Три-Вэ прикрыл глаза, прежде чем взглянуть на свой дом.
Красная крыша была свежевыкрашена. Олеандры все еще затеняли парадную веранду. Там он отдыхал
Дверь открыла Мария. Древняя старуха с коричневым худым лицом, казалось, совсем не удивилась.
— Ага, — спокойно сказала она, — пришло время действию разворачиваться.
С этими словами ее беззубый рот скривился в улыбке, и она обняла Три-Вэ, прижав его к пахнущему оливковым маслом костлявому телу.
— Миссис Ван Влит? — спросила Юта.
— Это Мария, — ответил он и стал их знакомить, переходя с английского на испанский, но вдруг осекся.
По лестнице спускалась донья Эсперанца. Разноцветные блики из витража падали так, что Три-Вэ снизу не мог как следует рассмотреть ее лицо. Но и так было видно, что сделали с ней прошедшие шесть лет. Волосы под высоким черепаховым гребнем стали совсем седыми. Медленная, грациозная походка давалась ей с трудом. Остановившись, она глянула вниз, держась одной рукой за перила, а другой теребя кружевной воротничок.
— Винсенте? — прошептала она.
— Мама, — тихо проговорил он. Он бросился к ней, перескакивая сразу через три ступеньки. На лестничной площадке у цветного витража она прижала его к своему полному телу мягкими руками, потом слегка отстранила и снова прижала.
— Ах, мой Три-Вэ, мой Винсенте! Ты вырос и стал так похож на моего отца!
Тихий протяжный голос и резкий запах калифорнийской лаванды тут же перенесли его в детство.
— Мама, мама, как славно снова увидеть тебя!
Синие и красные блики падали на них из окна. Он обнимал ее за талию, и они медленно спускались по узким ступенькам.
Внизу ждала Юта, нервно вцепившись руками в свою сатиновую юбку.
Донья Эсперанца вопросительно взглянула на сына.
— Мама, это Юта. Моя жена.
— Жена?! — прошептала донья Эсперанца, инстинктивно вцепившись Три-Вэ в плечо.
— Мы поженились в субботу, — сказал Три-Вэ.
— Юта?
— Да, мэм. Названа в честь штата Юта, — сказала Юта. — Если сейчас неудобно, миссис Ван Влит, я могу прийти потом.

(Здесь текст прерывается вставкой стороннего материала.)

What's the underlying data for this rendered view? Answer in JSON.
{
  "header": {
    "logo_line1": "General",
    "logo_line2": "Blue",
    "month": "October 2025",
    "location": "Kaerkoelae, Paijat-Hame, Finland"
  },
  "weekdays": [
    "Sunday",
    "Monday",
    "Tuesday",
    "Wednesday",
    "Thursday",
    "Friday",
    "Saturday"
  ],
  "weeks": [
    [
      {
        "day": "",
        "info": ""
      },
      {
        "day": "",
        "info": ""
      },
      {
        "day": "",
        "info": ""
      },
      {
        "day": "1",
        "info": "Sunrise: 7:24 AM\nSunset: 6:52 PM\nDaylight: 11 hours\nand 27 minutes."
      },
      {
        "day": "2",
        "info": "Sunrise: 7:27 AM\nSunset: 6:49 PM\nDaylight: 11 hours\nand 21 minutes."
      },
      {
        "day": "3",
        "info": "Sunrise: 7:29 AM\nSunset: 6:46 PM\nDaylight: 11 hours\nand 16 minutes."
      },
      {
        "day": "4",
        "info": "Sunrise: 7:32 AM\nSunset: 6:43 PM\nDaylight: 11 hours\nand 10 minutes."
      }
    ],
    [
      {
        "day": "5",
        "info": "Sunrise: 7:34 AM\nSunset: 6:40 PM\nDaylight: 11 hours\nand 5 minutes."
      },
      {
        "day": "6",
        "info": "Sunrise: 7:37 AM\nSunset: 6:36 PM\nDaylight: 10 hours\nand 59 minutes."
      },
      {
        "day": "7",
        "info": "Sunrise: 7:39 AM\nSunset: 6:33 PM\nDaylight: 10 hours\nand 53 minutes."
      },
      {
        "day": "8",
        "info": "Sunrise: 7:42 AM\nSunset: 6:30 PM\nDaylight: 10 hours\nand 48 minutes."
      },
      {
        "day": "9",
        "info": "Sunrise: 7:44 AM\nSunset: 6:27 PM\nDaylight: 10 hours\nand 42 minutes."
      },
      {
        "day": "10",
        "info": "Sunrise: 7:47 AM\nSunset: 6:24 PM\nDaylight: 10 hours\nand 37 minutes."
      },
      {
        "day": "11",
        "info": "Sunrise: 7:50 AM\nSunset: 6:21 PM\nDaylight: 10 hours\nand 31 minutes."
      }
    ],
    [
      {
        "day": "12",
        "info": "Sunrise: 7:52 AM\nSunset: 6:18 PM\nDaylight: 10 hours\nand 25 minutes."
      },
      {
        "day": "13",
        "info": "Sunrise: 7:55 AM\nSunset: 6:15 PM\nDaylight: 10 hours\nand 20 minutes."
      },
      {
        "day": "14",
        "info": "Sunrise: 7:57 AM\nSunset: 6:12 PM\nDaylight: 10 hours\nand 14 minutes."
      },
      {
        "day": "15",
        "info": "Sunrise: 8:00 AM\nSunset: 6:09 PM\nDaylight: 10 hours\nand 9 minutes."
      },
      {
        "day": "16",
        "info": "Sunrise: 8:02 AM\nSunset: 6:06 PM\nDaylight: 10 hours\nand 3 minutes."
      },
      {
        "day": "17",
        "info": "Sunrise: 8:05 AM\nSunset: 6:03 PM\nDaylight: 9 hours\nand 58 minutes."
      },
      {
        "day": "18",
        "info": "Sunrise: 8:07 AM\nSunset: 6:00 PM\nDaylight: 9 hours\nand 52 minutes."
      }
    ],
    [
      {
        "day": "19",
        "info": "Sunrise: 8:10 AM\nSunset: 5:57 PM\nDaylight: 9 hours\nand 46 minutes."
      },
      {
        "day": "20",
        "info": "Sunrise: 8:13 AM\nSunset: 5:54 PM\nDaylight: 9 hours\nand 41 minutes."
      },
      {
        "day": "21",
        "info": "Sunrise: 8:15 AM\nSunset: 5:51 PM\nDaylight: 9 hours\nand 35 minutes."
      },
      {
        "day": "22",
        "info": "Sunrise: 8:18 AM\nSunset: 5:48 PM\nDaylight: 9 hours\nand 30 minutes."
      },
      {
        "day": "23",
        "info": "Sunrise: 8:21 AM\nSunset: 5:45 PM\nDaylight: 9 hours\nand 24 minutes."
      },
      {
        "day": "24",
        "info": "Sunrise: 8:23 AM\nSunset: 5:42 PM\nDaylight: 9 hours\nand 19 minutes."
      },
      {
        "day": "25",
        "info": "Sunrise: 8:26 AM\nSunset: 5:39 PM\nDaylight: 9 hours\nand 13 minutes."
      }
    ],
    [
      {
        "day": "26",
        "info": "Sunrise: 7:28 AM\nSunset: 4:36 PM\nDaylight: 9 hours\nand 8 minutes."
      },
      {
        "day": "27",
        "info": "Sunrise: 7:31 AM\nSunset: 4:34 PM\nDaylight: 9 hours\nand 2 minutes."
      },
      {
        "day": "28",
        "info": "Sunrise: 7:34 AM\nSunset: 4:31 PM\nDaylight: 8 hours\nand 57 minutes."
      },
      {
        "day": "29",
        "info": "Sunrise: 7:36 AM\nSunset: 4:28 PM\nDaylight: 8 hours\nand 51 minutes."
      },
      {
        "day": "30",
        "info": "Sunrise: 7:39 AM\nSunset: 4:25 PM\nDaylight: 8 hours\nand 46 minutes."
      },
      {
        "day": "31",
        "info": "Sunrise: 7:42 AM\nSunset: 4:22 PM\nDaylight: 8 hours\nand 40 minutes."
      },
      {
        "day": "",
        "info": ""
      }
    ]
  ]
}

Донья Эсперанца не отпустила плеча Три-Вэ, судорожно сжатого ее пальцами. Но голос у нее был теплый, приветливый.
— Это теперь твой дом, — сказала она. — Юта, дитя мое, зови меня мамой или доньей Эсперанцей, как тебе больше понравится. Амелия, моя другая дочь, зовет меня доньей Эсперанцей.
Они сидели за столом и ужинали. Три-Вэ и донья Эсперанца вспоминали о вырубленных перечных деревьях. Юта чистила ножом грушу. С непривычки у нее свело от напряжения руки. Ей гораздо легче было носить ведра с водой или колоть дрова.
Хендрик отрезал щедрый ломоть сыра. Обычно он ничему не удивлялся, однако, услыхав в телефонной трубке искаженный расстоянием голос сына — телефоны уже были самым обычным делом в состоятельных домах, — сначала испытал потрясение, а потом страшно обрадовался. Упрямая шишка на
его носу порозовела, глаза блестели.— Ну-ка, Три-Вэ, попробуй. Этот будет получше голландского. — Хендрик был твердо убежден в том, что с переездом в Лос-Анджелес его жизнь улучшилась во всех отношениях, даже в таких мелочах, как сыр. — Молочная ферма в Анагейме делает такой специально для Ван Влитов.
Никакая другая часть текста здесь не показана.